Since 2010, Malaysian Conservation Alliance for Tigers (MYCAT) have run a community engagement project, Citizen Action for Tigers, in an 11km Corridor between Taman Negara and the Main Range in Kuala Lipis district, Pahang.
The Malayan tiger is in a precarious state with possibly less that 300 individuals left. The single most important driver of the rapid population decline in the past century has been poaching of tigers and their main principal prey species such as the sambar deer and wild boar.
In a country where 45% of the land is forested and 80% of that is either forest reserves or protected areas, population recovery primarily depends upon the cessation of poaching before the declining population is pushed beyond the threshold.

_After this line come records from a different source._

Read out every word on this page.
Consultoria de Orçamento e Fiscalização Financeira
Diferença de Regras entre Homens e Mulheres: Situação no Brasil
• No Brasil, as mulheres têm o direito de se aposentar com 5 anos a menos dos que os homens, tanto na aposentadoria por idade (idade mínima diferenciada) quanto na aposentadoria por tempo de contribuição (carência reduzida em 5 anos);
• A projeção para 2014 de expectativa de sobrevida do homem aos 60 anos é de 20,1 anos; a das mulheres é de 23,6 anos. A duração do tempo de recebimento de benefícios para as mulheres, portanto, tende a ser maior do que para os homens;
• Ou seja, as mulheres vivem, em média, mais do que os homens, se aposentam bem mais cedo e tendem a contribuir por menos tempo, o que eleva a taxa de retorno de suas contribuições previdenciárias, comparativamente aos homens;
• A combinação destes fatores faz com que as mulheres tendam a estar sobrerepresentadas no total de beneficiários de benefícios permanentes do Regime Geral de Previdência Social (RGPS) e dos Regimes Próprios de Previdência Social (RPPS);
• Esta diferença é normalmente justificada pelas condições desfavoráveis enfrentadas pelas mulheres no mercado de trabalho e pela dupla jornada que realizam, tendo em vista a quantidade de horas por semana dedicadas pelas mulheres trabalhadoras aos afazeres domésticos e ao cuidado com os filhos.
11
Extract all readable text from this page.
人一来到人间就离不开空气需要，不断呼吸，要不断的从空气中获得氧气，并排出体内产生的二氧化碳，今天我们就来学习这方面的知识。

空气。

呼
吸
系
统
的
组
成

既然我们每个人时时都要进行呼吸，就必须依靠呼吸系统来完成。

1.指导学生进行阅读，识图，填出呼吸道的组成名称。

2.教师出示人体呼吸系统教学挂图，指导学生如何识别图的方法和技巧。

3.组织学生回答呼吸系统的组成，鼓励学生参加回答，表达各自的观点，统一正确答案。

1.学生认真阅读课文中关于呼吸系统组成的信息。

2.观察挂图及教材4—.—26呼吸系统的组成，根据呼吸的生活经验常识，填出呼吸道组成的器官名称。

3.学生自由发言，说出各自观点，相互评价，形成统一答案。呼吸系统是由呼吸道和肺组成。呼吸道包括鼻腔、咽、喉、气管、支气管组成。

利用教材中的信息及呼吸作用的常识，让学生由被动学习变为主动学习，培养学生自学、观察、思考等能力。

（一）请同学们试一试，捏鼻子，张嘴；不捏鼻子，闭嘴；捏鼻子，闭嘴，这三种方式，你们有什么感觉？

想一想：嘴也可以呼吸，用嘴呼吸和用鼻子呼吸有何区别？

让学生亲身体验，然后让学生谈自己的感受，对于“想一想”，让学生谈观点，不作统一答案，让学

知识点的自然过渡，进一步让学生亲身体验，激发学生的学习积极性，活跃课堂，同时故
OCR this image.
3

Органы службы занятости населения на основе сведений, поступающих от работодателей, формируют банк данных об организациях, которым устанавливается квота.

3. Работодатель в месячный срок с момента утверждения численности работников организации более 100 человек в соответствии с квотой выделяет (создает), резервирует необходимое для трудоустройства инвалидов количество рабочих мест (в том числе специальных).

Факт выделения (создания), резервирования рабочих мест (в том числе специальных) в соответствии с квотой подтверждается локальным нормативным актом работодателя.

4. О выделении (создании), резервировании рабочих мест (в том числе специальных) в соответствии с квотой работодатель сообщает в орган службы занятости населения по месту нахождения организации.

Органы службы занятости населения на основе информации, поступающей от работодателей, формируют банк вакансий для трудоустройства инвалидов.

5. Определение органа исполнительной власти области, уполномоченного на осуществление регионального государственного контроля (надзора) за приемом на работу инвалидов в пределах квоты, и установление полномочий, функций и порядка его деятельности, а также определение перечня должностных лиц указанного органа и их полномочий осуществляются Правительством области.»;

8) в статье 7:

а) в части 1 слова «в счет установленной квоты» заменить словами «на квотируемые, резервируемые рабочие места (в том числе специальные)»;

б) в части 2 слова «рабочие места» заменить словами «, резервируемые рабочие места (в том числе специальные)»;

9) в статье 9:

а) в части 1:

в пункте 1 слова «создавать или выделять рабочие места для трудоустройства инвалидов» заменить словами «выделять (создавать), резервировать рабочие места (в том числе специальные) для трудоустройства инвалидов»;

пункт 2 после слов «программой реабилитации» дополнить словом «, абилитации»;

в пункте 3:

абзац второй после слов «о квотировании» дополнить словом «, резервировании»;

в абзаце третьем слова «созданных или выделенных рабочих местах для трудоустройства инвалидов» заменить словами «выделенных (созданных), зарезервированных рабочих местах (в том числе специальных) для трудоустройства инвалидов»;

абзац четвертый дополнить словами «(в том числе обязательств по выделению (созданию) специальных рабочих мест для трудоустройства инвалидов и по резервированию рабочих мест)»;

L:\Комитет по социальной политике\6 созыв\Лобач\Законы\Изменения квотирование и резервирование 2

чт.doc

MYCAT’s recent research shows that the tiger population has drastically declined in the area, and it identified the locations of poaching hotpots and illegal access routes to the western park through an adjacent wildlife corridor. Despite being a priority area for tiger conservation, park rangers cannot patrol the area regularly enough to protect wildlife from poachers due to a lack of manpower. This situation has worsened in the past decade due to the disbandment of Rhino Protection Units that used to patrol the park regularly.

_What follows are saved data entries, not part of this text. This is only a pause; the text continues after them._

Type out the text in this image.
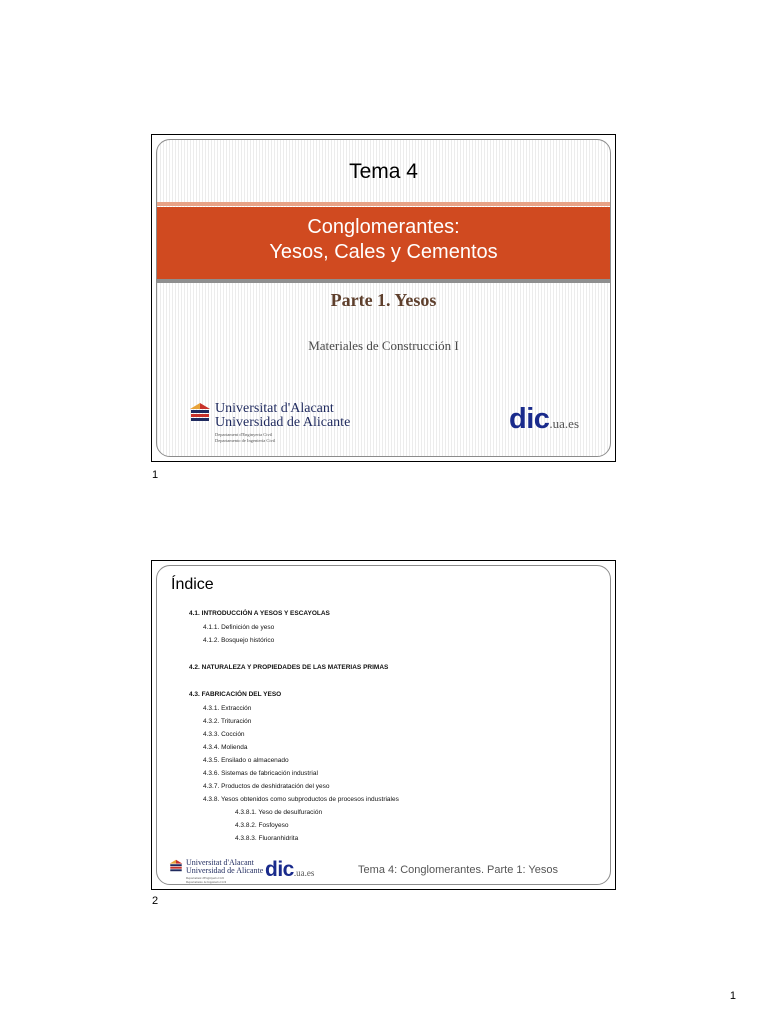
Tema 4
Conglomerantes:
Yesos, Cales y Cementos
Parte 1. Yesos
Materiales de Construcción I
Universitat d'Alacant
Universidad de Alicante
Departament d'Enginyeria Civil
Departamento de Ingeniería Civil
dic .ua.es
1
Índice
4.1. INTRODUCCIÓN A YESOS Y ESCAYOLAS
4.1.1. Definición de yeso
4.1.2. Bosquejo histórico
4.2. NATURALEZA Y PROPIEDADES DE LAS MATERIAS PRIMAS
4.3. FABRICACIÓN DEL YESO
4.3.1. Extracción
4.3.2. Trituración
4.3.3. Cocción
4.3.4. Molienda
4.3.5. Ensilado o almacenado
4.3.6. Sistemas de fabricación industrial
4.3.7. Productos de deshidratación del yeso
4.3.8. Yesos obtenidos como subproductos de procesos industriales
4.3.8.1. Yeso de desulfuración
4.3.8.2. Fosfoyeso
4.3.8.3. Fluoranhidrita
Universitat d'Alacant
Universidad de Alicante
Departament d'Enginyeria Civil
Departamento de Ingeniería Civil
dic .ua.es	Tema 4: Conglomerantes. Parte 1: Yesos
2
1
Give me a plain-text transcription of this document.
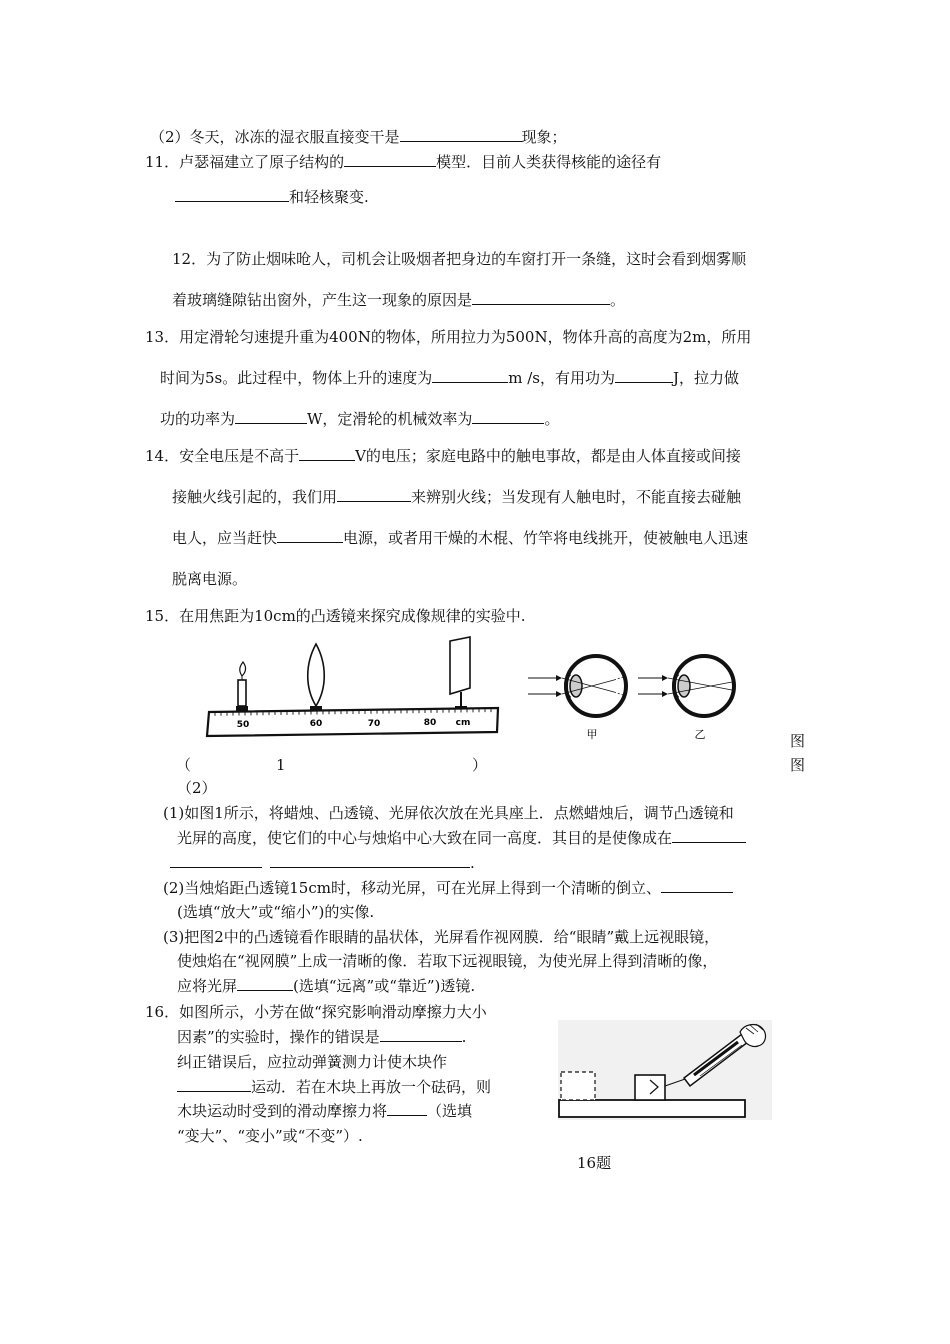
（2）冬天，冰冻的湿衣服直接变干是	现象；
11．卢瑟福建立了原子结构的	模型．目前人类获得核能的途径有
和轻核聚变.
12．为了防止烟味呛人，司机会让吸烟者把身边的车窗打开一条缝，这时会看到烟雾顺
着玻璃缝隙钻出窗外，产生这一现象的原因是	。
13．用定滑轮匀速提升重为400N的物体，所用拉力为500N，物体升高的高度为2m，所用
时间为5s。此过程中，物体上升的速度为	m /s，有用功为	J，拉力做
功的功率为	W，定滑轮的机械效率为	。
14．安全电压是不高于	V的电压；家庭电路中的触电事故，都是由人体直接或间接
接触火线引起的，我们用	来辨别火线；当发现有人触电时，不能直接去碰触
电人，应当赶快	电源，或者用干燥的木棍、竹竿将电线挑开，使被触电人迅速
脱离电源。
15．在用焦距为10cm的凸透镜来探究成像规律的实验中.
50	60	70	80 cm
甲	乙	图
（	1	）	图
（2）
(1)如图1所示，将蜡烛、凸透镜、光屏依次放在光具座上．点燃蜡烛后，调节凸透镜和
光屏的高度，使它们的中心与烛焰中心大致在同一高度．其目的是使像成在
.
(2)当烛焰距凸透镜15cm时，移动光屏，可在光屏上得到一个清晰的倒立、
(选填“放大”或“缩小”)的实像.
(3)把图2中的凸透镜看作眼睛的晶状体，光屏看作视网膜．给“眼睛”戴上远视眼镜，
使烛焰在“视网膜”上成一清晰的像．若取下远视眼镜，为使光屏上得到清晰的像，
应将光屏	(选填“远离”或“靠近”)透镜.
16．如图所示，小芳在做“探究影响滑动摩擦力大小
因素”的实验时，操作的错误是	.
纠正错误后，应拉动弹簧测力计使木块作
运动．若在木块上再放一个砝码，则
木块运动时受到的滑动摩擦力将	（选填
“变大”、“变小”或“不变”）.
16题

The project site is a priority wildlife corridor for Taman Negara and is the last linkage connecting the two largest tiger landscapes in Peninsular Malaysia. It is an 11km stretch of forests surrounding Yu River immediately west of Taman Negara. The corridor is bisected by a highway that further increases the poachers’ accessibility to the park.
Citizen Action for Tigers (CAT) involves citizen conservationists protecting this important tiger habitat. While enjoying recreational activities in a wilderness setting, the volunteers deter poaching with “boots on the ground”, save wildlife by removing snares, and support law enforcement by becoming the “eyes and ears”.

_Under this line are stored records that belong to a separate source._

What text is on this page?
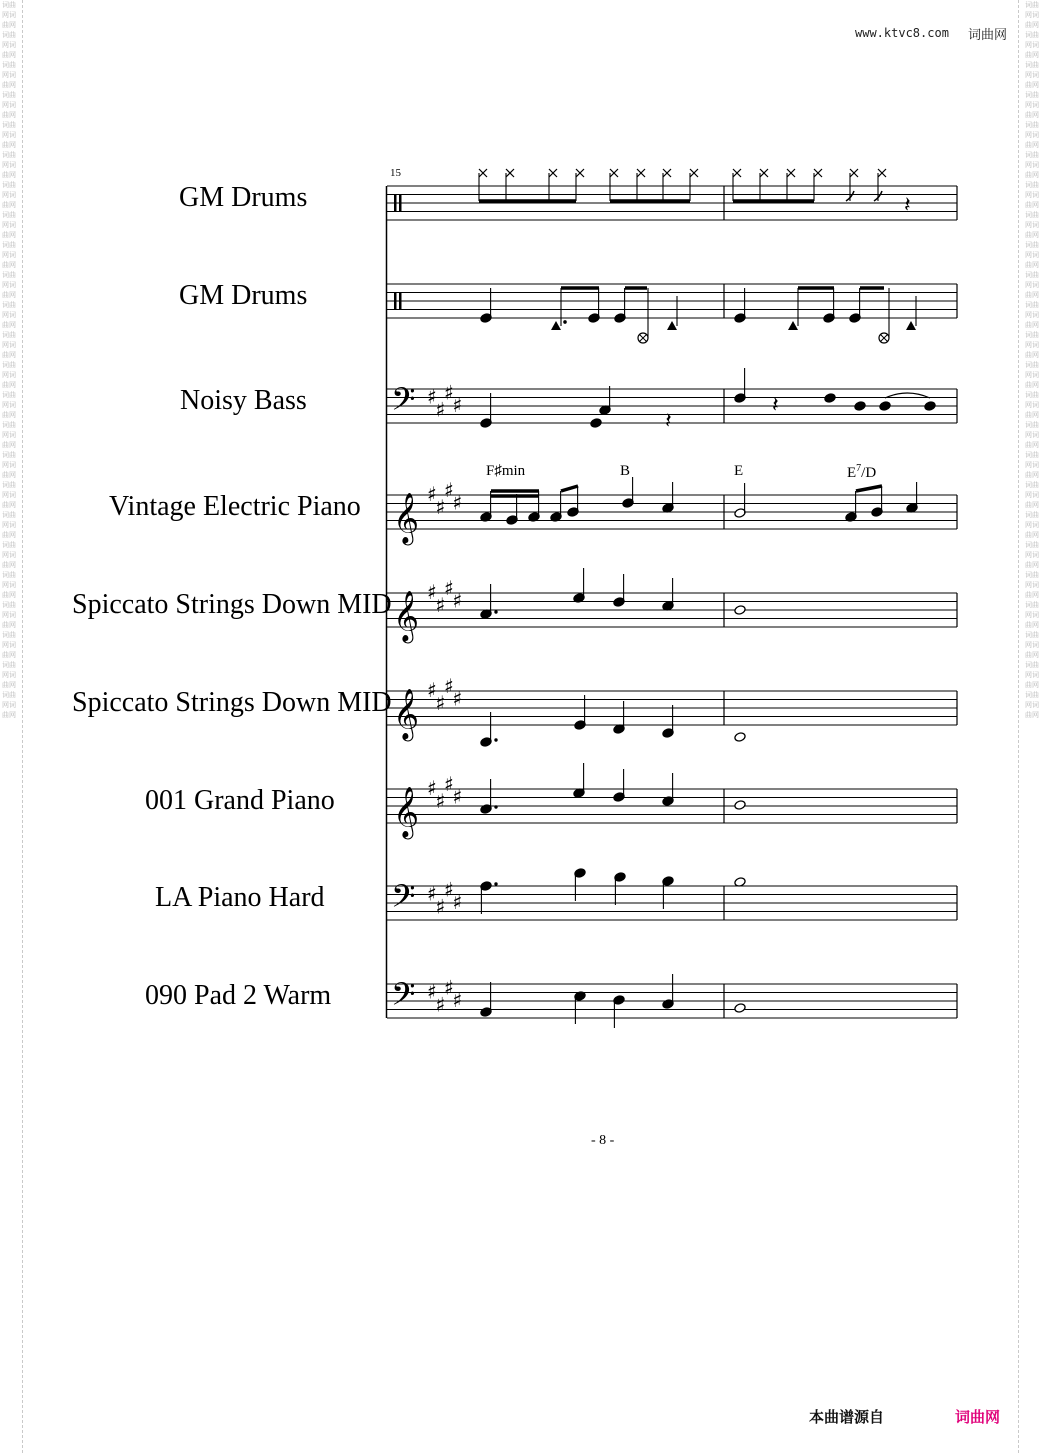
词曲网词曲网词曲网词曲网词曲网词曲网词曲网词曲网词曲网词曲网词曲网词曲网词曲网词曲网词曲网词曲网词曲网词曲网词曲网词曲网词曲网词曲网词曲网词曲网词曲网词曲网词曲网词曲网词曲网词曲网词曲网词曲网词曲网词曲网词曲网词曲网词曲网词曲网词曲网词曲网词曲网词曲网词曲网词曲网词曲网词曲网词曲网词曲网
词曲网词曲网词曲网词曲网词曲网词曲网词曲网词曲网词曲网词曲网词曲网词曲网词曲网词曲网词曲网词曲网词曲网词曲网词曲网词曲网词曲网词曲网词曲网词曲网词曲网词曲网词曲网词曲网词曲网词曲网词曲网词曲网词曲网词曲网词曲网词曲网词曲网词曲网词曲网词曲网词曲网词曲网词曲网词曲网词曲网词曲网词曲网词曲网
www.ktvc8.com 词曲网
15
GM Drums
GM Drums
Noisy Bass
Vintage Electric Piano
Spiccato Strings Down MID
Spiccato Strings Down MID
001 Grand Piano
LA Piano Hard
090 Pad 2 Warm
F♯min	B	E	$E^7/D$
𝄢 ♯
♯
♯
♯
𝄞 ♯
♯
♯
♯
𝄞 ♯
♯
♯
♯
𝄞 ♯
♯
♯
♯
𝄞 ♯
♯
♯
♯
𝄢 ♯
♯
♯
♯
𝄢 ♯
♯
♯
♯
𝄽
𝄽
𝄽
- 8 -
本曲谱源自	词曲网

Any relevant information on suspected illegal activities is sent to MYCAT’s Wildlife Crime Hotline and MYCAT relays the information to the park authorities. CAT activities range from weekend walks in the corridor when poachers are most active and park rangers are stretched thin, to week-long trips by volunteers assisting park rangers in border maintenance and surveillance. The routes are determined based on findings from the research or new information from Taman Negara staff.
During 2013 third party funding for CAT Walks was not forthcoming. Therefore the project only ran for half of the time, and the results for this period are covered in this one report.
This report shows a reduction of poaching activity in the corridor. This suggests that while there are still some threats to wildlife, these have reduced over time and will continue decreasing while there is a citizen wildlife watch as deterrent in the corridor. There are signs of the return of sambar deer, gaur and elephant to the area.
A total of 40 CAT Walks were conducted, covering 235km in the Corridor. Altogether, 11 incidences of threats against wildlife were recorded by volunteers and nine were reported to the Wildlife Crime Hotline. There is a steady reduction in the number of threats to wildlife encountered. This supports the project’s basic premise that the presence and intervention of volunteer conservationists at poaching hotspots can suppress poaching activity to levels where wildlife have an opportunity to recover.
CAT’s continuous presence in the Corridor has resulted in the gradual reduction of poaching, deforestation and encroachment, and the effective protection of endangered wildlife in this critical habitat. In 2015, after five years of protection from CAT, we are seeing amazing signs of wildlife recovery. While we are unable to disclose details, this underscores the importance of public participation in tiger conservation.